Glenn Beck and his BlazeTV colleagues laid out a sober, uncomfortable forecast for 2026 that every American who cares about liberty and security should hear. On a recent episode featuring Steve Deace, Liz Wheeler, and Jason Buttrill, the group warned that a cascade of technological, energy, and geopolitical shocks could collide next year and upend everyday life.
The most immediate and credible danger they highlighted is not some left-wing culture war fantasy but a real, technical problem: the AI and data-center boom is already straining the Texas grid in ways regulators didn’t anticipate. ERCOT’s filings and local reporting show interconnection requests ballooning into the hundreds of gigawatts, with more than 70 percent coming from power-hungry data centers — a dramatic shift that threatens rolling brownouts if policymakers don’t act.

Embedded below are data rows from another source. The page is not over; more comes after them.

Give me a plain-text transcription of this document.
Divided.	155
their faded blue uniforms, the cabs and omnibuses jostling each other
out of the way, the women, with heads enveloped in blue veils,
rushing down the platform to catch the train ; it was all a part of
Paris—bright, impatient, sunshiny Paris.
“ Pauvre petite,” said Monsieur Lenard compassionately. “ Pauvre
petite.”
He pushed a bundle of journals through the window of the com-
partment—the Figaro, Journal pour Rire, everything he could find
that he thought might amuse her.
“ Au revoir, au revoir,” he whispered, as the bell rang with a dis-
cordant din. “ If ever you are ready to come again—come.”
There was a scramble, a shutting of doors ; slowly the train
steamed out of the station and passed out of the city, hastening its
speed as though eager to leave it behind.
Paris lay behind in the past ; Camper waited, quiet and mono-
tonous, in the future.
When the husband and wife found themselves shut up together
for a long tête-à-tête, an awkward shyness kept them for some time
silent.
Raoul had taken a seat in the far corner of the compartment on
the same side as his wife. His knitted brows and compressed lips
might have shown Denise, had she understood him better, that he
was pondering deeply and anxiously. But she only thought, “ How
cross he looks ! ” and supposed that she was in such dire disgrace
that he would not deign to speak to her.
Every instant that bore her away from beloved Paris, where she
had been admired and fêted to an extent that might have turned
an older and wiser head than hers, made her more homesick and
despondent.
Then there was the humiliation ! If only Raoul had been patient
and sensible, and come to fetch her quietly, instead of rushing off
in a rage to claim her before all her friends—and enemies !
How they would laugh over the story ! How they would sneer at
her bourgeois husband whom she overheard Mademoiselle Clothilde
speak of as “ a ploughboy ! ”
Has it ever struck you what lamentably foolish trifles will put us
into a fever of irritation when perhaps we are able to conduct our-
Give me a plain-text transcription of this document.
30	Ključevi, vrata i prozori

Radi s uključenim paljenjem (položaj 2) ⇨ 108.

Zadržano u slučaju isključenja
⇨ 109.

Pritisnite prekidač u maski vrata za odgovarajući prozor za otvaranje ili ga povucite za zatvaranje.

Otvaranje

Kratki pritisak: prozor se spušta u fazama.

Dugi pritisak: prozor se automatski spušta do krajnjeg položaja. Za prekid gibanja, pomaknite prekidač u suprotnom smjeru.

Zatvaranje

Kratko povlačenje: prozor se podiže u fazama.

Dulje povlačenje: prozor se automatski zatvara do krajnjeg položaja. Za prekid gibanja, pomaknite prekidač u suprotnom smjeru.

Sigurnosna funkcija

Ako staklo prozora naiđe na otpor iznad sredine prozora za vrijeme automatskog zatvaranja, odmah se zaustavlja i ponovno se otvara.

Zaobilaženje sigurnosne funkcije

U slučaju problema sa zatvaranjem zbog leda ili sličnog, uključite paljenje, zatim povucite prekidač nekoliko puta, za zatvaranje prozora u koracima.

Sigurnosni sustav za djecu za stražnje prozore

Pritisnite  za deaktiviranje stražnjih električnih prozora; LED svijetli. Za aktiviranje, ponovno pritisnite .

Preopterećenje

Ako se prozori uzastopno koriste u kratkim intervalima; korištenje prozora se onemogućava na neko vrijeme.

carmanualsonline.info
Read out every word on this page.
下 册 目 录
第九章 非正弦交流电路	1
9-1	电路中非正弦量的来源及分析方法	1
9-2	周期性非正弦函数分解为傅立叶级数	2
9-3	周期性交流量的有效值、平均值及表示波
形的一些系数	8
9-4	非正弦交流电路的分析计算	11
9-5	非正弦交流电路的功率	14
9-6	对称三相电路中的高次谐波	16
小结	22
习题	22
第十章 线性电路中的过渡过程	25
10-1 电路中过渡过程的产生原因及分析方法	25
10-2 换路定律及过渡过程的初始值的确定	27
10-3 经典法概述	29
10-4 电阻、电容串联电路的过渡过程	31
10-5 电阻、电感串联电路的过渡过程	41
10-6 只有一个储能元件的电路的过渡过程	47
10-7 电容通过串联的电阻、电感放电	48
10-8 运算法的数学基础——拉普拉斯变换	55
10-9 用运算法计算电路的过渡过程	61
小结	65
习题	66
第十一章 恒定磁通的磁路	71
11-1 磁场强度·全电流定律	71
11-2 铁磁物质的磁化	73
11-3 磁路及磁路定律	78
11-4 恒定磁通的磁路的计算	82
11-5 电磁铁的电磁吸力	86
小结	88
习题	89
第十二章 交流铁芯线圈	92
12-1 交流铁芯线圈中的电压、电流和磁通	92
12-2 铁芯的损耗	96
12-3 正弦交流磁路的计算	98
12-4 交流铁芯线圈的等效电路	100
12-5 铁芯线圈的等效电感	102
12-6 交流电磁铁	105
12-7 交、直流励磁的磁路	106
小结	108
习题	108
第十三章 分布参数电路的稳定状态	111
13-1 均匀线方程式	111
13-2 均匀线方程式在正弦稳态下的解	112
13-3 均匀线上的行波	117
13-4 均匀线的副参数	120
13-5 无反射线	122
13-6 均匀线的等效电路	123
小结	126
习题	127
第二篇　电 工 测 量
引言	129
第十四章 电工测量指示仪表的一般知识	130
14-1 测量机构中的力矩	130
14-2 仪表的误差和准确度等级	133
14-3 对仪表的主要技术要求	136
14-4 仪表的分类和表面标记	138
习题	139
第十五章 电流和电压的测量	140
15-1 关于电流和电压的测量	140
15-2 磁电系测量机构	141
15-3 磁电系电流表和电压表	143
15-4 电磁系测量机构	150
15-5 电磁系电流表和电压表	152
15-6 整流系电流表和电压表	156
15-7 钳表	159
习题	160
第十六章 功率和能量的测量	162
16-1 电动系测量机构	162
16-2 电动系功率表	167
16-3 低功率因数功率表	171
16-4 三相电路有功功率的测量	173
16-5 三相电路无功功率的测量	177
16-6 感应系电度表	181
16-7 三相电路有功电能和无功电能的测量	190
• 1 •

Texas officials and ERCOT are scrambling because the math is brutal: loads are escalating far faster than new generation can be permitted and built, and regulators are being forced to rewrite interconnection rules on the fly. This isn’t theory — ERCOT has posted notices and revamped processes to deal with the unprecedented surge, proving the problem is real and urgent. Conservatives who have warned about the costs of centralized tech power and reliance on flaky policy predictions were right to be alarmed.
What we’re watching is a classic example of woke policy and corporate hubris colliding with reality: Silicon Valley’s appetite for cheap, reliable power is being satisfied by squeezing local grids, all while green fetishism and permitting delays slow down reliable generation. Listeners called in on Beck’s show describing solar land grabs and misplaced priorities — and those stories matter because they show how coastal elites’ fantasies impose real costs on real Americans.
Beyond energy, the panel warned of global flashpoints and institutional weakness: from a possible China–Taiwan crisis with strange regional entanglements to the growing pressure cooker in Venezuela that could spill over into wider conflict. These are not polite academic debates; they are strategic risks that demand a robust, unapologetic American response — not the faint-hearted deterrence we too often see from career politicians.
They also raised warnings most media sneer at: accelerating disclosures around unidentified aerial phenomena and the erosion of legal norms where even a congressmember’s citizenship could be threatened in partisan fashion. Whether you scoff or not, the underlying theme is the same — institutions are creaking, information is weaponized, and the average American is left vulnerable while elites bicker. We shouldn’t cede national resilience to that chaos.
Patriots and policymakers need to treat these predictions not as theatrical fear-mongering but as a checklist for action: build baseload power (including nuclear), streamline permitting, secure supply chains, and stop letting Big Tech dictate infrastructure priorities while dodging accountability. If conservatives stand for anything, it’s the defense of families and livelihoods from the consequences of bad policy and elite indifference — 2026 could be the year we prove whether that standing means anything.